Some New Simpson’s-Formula-Type Inequalities for Twice-Differentiable Convex Functions via Generalized Fractional Operators

• Published in: Symmetry (Basel) Vol. 13; no. 12; p. 2249
• Main Authors: Ali, Muhammad Aamir, Kara, Hasan, Tariboon, Jessada, Asawasamrit, Suphawat, Budak, Hüseyin, Hezenci, Fatih
• Format: Journal Article
• Language: English
• Published: Basel MDPI AG 01.12.2021
• Subjects: Convex analysis; Fractional calculus; Inequalities; Inequality; Integrals; Operators (mathematics)

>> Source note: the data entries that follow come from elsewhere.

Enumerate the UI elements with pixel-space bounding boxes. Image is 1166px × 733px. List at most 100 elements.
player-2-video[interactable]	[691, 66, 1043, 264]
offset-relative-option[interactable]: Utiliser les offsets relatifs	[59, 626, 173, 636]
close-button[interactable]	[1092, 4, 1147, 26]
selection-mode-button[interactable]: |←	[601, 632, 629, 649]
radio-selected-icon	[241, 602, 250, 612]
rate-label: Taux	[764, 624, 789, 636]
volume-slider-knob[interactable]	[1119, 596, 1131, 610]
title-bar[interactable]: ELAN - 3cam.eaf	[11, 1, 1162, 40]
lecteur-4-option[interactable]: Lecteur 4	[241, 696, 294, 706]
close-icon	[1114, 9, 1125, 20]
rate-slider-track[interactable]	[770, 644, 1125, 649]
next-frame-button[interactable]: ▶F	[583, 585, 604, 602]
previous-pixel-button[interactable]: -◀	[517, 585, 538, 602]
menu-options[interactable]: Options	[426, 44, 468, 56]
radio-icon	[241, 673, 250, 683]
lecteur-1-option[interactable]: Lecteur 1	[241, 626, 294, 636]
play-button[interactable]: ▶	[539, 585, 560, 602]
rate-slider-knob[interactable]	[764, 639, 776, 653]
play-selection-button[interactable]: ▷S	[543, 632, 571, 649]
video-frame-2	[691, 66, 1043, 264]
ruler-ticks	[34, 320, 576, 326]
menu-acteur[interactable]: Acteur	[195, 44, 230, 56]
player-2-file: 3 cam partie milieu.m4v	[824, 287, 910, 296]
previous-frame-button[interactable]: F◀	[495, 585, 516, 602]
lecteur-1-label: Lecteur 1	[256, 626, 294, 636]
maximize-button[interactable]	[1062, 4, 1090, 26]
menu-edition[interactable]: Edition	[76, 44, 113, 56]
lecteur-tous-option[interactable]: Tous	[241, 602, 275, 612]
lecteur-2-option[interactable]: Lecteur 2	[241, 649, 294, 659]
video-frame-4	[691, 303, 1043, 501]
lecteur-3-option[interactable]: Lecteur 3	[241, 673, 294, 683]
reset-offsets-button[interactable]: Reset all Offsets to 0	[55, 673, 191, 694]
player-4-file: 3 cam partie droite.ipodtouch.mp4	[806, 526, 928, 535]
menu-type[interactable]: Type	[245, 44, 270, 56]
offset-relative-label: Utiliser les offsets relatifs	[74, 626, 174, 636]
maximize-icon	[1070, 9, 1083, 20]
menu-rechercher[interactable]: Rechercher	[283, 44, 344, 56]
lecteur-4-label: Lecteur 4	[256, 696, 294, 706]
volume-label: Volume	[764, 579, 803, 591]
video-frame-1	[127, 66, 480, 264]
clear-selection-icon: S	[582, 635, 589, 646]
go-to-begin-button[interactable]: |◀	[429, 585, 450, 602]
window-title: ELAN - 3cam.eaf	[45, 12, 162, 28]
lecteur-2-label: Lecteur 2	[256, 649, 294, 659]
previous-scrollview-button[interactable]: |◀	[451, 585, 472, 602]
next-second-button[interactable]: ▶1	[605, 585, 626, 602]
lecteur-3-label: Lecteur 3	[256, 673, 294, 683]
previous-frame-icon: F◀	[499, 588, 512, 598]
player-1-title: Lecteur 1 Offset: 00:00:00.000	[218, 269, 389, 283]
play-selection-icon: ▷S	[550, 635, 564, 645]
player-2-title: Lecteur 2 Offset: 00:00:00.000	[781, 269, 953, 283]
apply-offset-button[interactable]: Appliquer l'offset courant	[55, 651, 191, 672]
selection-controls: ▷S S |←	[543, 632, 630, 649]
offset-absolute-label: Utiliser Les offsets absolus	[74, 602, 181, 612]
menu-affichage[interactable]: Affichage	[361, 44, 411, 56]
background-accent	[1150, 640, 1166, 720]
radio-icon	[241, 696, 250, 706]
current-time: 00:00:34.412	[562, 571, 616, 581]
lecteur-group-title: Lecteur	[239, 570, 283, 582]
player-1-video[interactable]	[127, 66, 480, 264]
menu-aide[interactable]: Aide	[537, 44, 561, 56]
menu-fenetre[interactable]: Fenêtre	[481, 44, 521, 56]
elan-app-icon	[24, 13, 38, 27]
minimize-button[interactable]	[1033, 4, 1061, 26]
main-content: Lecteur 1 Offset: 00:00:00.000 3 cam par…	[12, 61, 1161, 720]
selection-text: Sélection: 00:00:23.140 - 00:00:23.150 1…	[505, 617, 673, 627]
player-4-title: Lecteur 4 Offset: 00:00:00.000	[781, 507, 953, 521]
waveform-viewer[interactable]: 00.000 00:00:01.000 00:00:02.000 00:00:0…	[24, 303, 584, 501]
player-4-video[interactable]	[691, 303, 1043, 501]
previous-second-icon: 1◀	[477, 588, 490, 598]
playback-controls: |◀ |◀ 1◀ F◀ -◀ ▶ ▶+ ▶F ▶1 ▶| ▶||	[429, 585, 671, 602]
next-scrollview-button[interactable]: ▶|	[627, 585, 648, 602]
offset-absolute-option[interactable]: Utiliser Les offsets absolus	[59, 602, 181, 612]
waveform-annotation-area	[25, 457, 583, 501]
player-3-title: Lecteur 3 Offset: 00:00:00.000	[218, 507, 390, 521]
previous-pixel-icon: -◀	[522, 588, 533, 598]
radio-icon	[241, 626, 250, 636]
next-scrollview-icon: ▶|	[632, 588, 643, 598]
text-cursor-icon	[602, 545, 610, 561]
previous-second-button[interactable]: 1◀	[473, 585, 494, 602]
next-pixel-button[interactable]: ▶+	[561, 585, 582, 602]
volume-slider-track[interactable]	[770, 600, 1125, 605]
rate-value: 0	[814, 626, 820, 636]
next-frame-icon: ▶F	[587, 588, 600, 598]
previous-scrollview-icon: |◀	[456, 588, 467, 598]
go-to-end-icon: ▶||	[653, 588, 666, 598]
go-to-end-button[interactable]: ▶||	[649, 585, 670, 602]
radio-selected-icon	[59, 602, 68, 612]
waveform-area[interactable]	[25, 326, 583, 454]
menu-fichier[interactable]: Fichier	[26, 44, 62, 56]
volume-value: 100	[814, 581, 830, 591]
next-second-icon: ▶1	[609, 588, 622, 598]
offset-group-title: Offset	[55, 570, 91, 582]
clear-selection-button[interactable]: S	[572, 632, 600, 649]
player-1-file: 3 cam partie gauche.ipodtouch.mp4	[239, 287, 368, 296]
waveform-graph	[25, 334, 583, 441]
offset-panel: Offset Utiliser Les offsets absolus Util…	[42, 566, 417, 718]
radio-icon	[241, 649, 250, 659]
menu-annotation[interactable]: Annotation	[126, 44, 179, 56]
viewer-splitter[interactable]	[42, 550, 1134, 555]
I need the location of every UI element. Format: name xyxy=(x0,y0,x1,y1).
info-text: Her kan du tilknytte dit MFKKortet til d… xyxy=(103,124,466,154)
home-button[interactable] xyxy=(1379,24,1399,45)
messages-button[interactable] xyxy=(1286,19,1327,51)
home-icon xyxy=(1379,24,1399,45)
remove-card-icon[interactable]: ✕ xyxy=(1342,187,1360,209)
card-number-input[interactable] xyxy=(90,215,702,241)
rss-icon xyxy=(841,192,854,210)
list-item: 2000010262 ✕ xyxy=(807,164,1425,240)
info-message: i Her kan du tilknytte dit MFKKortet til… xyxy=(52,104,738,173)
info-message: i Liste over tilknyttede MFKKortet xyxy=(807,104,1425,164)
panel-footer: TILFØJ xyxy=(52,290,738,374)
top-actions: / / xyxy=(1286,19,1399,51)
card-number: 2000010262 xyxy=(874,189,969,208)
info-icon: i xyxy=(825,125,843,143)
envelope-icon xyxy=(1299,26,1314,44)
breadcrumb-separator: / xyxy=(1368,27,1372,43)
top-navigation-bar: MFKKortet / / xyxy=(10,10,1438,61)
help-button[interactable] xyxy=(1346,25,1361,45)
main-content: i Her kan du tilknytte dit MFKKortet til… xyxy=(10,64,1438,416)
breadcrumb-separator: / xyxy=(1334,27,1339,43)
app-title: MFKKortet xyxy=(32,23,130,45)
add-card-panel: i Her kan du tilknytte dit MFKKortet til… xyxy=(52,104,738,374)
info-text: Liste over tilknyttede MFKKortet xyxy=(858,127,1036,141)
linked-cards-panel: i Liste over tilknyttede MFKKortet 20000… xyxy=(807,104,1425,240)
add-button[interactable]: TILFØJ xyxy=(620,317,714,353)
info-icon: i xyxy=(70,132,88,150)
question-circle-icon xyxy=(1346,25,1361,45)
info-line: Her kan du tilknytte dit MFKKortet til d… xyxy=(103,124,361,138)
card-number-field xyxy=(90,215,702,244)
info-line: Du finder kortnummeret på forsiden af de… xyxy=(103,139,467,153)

• ISSN: 2073-8994; 2073-8994
• DOI: 10.3390/sym13122249

From the past to the present, various works have been dedicated to Simpson’s inequality for differentiable convex functions. Simpson-type inequalities for twice-differentiable functions have been the subject of some research. In this paper, we establish a new generalized fractional integral identity involving twice-differentiable functions, then we use this result to prove some new Simpson’s-formula-type inequalities for twice-differentiable convex functions. Furthermore, we examine a few special cases of newly established inequalities and obtain several new and old Simpson’s-formula-type inequalities. These types of analytic inequalities, as well as the methodologies for solving them, have applications in a wide range of fields where symmetry is crucial.